It was simply something I was aware of, like I’d be aware of getting wet if the night turned to rain and I was out with no umbrella. Down deep in the reservoir, under the water where no one would think to look, was the other town, and the people who’d once walked its streets could be found wading through what was left of them still.
My sister didn’t have to say so. She didn’t have to make up some story; I could make it up myself. I was doing it right now, imagining them, the people of Olive, bobbing up under cover of night.
They waited for the late hour to do their looking. Tonight I wondered how many of them were here. Maybe they formed a chain from the rocky bottom, locking webbed fingers to slippery wrists, lifting the lightest one to the top, where the water broke open and the air got them gasping and Pete’s car could be made out on the hill.
I wondered if they knew who was in the car. If they spotted her, and sitting next to her, me.
If the lookout then dipped back under, to let the rest of them know. If they burbled whispers, playing telephone from one waterlogged ear to the next, all down to the end of the line. She’s back. She’s come home.

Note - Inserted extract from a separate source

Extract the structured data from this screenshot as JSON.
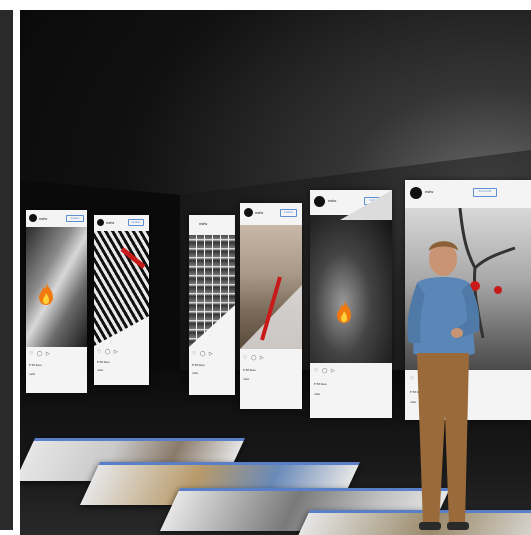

While I was away, the reservoir had stayed put. Close to a hundred years it had been there, the towns it swallowed far longer even than that. It had been here before I was a thought in this world. Before my sister was a thought, and our mother was a thought, before the mother of our mother’s mother, who I never even met, before anyone who looked anything like us had set foot here, this reservoir had existed.
And it wanted us to know. This was apparent in the wind batting up at us from the water below. The wind that rushed in through the windows, cold hands at our throats, colder fingers angling down our shirts.

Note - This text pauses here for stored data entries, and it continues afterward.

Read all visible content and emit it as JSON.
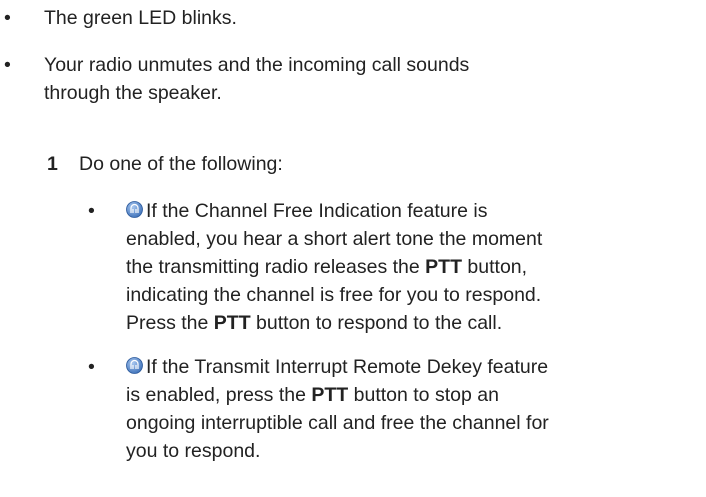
{
  "top_bullets": [
    "The green LED blinks.",
    "Your radio unmutes and the incoming call sounds",
    "through the speaker."
  ],
  "bullet_glyph": "•",
  "step": {
    "number": "1",
    "text": "Do one of the following:"
  },
  "sub1": {
    "l1": "If the Channel Free Indication feature is",
    "l2": "enabled, you hear a short alert tone the moment",
    "l3a": "the transmitting radio releases the ",
    "l3b": "PTT",
    "l3c": " button,",
    "l4": "indicating the channel is free for you to respond.",
    "l5a": "Press the ",
    "l5b": "PTT",
    "l5c": " button to respond to the call."
  },
  "sub2": {
    "l1": "If the Transmit Interrupt Remote Dekey feature",
    "l2a": "is enabled, press the ",
    "l2b": "PTT",
    "l2c": " button to stop an",
    "l3": "ongoing interruptible call and free the channel for",
    "l4": "you to respond."
  },
  "icon": {
    "name": "feature-availability-icon",
    "color": "#4a7fc7"
  }
}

But when I looked over at Ruby, she let the wind off the reservoir touch her anywhere it wanted and she didn’t do a thing. She had her eyes on the water, not the least bit intimidated.
She was an ant before a bear. She was a girl before a speeding eighteen-wheeler truck. And yet she didn’t act like it. Here was the second deepest reservoir in the state and she showed none of the awe most people did when they gazed at it. She didn’t let out a sigh and say what a beautiful treasure it was. She acted like it was a challenge, like she was waiting to see who would break eye contact first. She looked on as if it would wither up in a dry spell and she’d go down there and celebrate by stomping around in its dirt.
Then, when I felt sure something was about to happen, she turned her face away.
“That’s what I wanted to tell you,” she said, as if we’d never paused in conversation. “The reservoir. It’s so close.”
“You could walk to it,” I said.
When we lived in the heart of town, the reservoir used to be a ten-minute drive; we’d have to stow the car somewhere secret before going on foot through the trees. But this new house where Ruby lived had been built to be as close to the water as possible without trespassing on city property. The city of New York still owned the water and the land surrounding it, though they weren’t here to keep an eye on it. Ruby was.
“It looks closer than it is,” she said. “You have to cross the road to get to it—you just can’t see. There’s a hole in the chain link, and there’s this little path I know of over the rocks, but—” How serious she grew here. How cold her hand was, now that it grabbed mine around the wrist, her skin chilled to the same temperature as the wind. “But, Chlo, don’t go down there. Just don’t.”
“Okay,” I said.
“Promise?”
I nodded.
“You won’t go near it,” Ruby announced. “You won’t. C’mon, let’s show you the house.”